Another quote from LivePerson on this. I can picture his head down as he said it:
"Yes. We're not seeing anything with other customers. We have customers we give the concentration $2 million bucket $5 million and a couple, 1 or 2 about $10 million. But we don't see anything right now. It's an unusual case. Usually we get some notice that it was part of the negotiation, and then they just -- we can't get from there where we need to go. So it's what it is, but it wasn't planned, and we're keeping a focus on all the other enterprise customers, and we have very low attrition rate over the last 5 years. So things haven't changed. But we got hit with this one surprise, and we got to suck it up and it's going to impact the year. But it's not like a trend, so, like we have a bunch of customers leaving it just was -- it was a one specific case and a couple small things."
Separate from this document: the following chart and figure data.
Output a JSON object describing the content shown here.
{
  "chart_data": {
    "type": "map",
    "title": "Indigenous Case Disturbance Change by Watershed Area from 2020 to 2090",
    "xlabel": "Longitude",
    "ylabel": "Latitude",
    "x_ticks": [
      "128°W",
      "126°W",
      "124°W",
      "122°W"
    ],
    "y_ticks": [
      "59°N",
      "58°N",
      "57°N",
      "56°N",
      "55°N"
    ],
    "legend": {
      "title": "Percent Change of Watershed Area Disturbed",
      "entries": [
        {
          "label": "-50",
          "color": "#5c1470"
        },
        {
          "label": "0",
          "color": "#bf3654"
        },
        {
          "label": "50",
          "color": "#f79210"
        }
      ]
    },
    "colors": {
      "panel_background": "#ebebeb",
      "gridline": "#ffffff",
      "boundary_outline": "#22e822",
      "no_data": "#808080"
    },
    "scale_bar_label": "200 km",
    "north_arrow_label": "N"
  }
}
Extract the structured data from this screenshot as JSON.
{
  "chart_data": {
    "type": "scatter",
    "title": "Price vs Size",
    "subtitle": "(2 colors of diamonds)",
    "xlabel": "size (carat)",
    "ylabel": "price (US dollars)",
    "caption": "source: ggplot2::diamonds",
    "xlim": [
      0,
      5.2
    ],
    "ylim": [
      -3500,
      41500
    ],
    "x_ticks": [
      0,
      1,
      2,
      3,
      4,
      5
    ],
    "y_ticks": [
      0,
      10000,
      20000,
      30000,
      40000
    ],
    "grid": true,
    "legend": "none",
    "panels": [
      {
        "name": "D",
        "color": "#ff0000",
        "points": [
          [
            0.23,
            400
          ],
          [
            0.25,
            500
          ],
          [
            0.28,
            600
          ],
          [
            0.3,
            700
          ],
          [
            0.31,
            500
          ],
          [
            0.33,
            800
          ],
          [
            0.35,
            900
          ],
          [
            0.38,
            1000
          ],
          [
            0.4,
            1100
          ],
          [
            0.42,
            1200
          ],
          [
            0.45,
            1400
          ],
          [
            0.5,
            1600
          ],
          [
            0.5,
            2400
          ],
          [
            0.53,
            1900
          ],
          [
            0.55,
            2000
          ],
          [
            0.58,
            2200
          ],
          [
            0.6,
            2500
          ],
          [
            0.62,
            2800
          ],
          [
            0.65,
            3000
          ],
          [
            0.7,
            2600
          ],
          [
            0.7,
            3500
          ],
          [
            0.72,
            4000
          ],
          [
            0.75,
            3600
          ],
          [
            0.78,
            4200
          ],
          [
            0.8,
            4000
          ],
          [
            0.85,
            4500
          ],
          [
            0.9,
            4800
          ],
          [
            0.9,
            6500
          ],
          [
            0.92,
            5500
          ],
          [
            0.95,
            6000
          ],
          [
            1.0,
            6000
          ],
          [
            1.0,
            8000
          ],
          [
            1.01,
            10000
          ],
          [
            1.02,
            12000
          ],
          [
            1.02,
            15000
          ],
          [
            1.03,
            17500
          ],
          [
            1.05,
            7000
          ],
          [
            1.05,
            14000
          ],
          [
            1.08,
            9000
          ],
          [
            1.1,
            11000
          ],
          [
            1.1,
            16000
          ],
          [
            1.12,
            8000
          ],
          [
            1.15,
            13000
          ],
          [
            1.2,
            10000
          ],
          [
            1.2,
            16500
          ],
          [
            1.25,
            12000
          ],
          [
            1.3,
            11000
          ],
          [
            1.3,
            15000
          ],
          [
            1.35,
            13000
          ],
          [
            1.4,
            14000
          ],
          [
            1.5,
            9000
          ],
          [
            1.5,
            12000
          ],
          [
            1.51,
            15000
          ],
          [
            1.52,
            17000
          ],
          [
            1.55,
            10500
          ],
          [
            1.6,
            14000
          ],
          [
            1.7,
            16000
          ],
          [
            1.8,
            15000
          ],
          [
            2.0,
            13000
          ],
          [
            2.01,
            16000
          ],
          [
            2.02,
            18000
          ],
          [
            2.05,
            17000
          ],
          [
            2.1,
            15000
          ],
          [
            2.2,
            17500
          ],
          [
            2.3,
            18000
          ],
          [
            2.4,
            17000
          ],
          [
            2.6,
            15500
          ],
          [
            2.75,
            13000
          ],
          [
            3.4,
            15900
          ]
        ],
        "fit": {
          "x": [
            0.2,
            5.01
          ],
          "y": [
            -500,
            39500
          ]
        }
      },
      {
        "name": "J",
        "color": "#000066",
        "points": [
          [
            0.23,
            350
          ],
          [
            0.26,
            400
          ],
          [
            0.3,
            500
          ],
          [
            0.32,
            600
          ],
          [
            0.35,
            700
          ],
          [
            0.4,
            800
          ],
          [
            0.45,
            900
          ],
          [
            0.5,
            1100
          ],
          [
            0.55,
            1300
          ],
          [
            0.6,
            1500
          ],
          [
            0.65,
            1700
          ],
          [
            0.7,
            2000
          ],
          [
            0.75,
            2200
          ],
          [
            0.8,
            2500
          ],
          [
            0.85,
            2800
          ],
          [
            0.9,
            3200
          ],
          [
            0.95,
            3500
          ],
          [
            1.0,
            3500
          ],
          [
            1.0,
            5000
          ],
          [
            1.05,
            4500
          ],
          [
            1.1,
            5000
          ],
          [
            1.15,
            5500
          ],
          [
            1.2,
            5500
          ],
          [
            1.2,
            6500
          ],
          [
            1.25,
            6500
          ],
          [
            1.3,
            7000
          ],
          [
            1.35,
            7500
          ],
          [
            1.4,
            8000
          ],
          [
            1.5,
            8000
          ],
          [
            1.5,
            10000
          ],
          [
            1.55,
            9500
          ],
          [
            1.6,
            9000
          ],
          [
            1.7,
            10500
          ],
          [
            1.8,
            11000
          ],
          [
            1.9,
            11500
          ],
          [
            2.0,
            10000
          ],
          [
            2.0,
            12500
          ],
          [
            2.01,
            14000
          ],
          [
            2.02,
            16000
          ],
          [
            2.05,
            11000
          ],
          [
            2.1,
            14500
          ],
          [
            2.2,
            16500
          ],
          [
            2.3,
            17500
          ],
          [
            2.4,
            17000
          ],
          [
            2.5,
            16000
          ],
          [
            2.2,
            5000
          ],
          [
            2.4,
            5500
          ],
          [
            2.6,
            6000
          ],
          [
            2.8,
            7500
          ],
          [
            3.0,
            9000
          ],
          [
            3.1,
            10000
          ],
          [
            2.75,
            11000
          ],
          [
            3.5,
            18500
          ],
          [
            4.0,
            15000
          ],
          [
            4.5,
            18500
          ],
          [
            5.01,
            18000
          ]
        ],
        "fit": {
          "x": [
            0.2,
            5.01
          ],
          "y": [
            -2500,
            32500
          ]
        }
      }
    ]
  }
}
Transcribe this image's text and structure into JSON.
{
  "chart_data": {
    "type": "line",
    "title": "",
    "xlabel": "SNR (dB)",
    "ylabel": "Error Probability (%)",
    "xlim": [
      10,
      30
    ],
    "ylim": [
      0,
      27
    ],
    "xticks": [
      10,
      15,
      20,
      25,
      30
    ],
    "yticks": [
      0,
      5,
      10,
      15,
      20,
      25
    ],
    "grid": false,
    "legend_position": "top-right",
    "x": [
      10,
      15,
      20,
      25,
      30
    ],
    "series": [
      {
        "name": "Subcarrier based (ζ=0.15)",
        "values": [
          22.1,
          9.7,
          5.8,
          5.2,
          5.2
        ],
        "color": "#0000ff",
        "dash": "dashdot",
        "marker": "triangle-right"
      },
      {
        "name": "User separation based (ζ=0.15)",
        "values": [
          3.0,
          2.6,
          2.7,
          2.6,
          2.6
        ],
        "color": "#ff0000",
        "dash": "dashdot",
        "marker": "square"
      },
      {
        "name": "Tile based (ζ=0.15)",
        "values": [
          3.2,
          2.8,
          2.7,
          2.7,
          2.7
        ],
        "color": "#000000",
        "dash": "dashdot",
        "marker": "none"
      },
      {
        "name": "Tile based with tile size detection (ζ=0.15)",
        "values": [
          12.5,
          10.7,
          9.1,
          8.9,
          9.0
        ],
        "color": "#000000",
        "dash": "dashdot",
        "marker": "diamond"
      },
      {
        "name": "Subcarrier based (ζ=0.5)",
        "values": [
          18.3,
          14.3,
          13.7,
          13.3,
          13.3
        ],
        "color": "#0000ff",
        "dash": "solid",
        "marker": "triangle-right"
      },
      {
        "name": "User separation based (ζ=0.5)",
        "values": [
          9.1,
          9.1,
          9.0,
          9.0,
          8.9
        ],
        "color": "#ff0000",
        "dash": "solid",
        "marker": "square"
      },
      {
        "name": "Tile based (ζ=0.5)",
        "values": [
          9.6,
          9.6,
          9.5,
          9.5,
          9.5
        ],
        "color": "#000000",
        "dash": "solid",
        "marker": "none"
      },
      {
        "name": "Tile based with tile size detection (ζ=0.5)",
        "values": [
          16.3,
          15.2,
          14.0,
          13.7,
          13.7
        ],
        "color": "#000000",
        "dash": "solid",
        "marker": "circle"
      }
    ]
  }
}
To sum that up - LivePerson lost a large customer and the effect of that will be felt all year as that will be money they figured they would have. This helps explain why they also lowered guidance for the year. If you notice the revenue guidance and the $5 million they say they have lost, it about adds up. LivePerson also mentioned that the European market was "soft" and that also hurt.
And that was the big blow to LivePerson. One big customer and the European market did their quarter and full year in, right? I'm not so sure.
LivePerson lowered guidance, sure. But they HAD to, they lost money they thought was going to be on the books. But, they have more coming that they were not going to be foolish enough again to count money before they banked it. A caller asked about this:
"(Caller): You'd mentioned a couple slipped deals in the first quarter from last quarter, I was just wondering of the progress and have you signed all of those, have they gone away?"
And the response:
"So we're still in pursuit of those deals. We're still actively going after them, and we're still in active discussions."
LivePerson did not disclose who these deals are with or when they anticipate them signing but it was also a hit to them as they hoped to have them in Q1 to help with the numbers. But if they sign up in Q2, that will only help the quarter. While I am mentioning the customers, there is this that gives optimism:
"During the quarter, our B2B revenue were $38.9 million, 18% higher than last year's $32.9 million. Bookings came in at $7.5 million, a 22% increase over last year's first quarter. We signed more than 50% new logos during the quarter when compared to last year between new and existing customers, signed 26% more deals overall. We also continue to see solid uptakes surrounding new product adoption. Although we had an unusual spike in attrition stemming from a few enterprise customers in the first quarter, our overall growth rate for Q1 in B2B, excluding SMB, was 23% year-over-year."
None of this got much notice though as the news was the numbers themselves. But it is important to note that LivePerson is gaining more customers, even if a big one left. Once more sign this and maybe next quarter, the loss of the big client will begin to be absorbed and LivePerson will be back to where it was last year. I think this will happen within the next quarter or two if enough clients are signed.
I believe LivePerson did a wise thing with their guidance. After subtracting the big client, they didn't pad it with hopes and dreams. They know they got hit and told us all about it. But their business model is still good. They continue to sign more clients and their balance sheet still has a lot of cash and no debt. Because of this, they can absorb that big hit and move on.
LivePerson may be down right now, but they will get up pretty soon. Matter of fact, management believes this because they just bought shares around the 52 week low. They didn't want to pass up on such a bargain. Maybe you shouldn't either.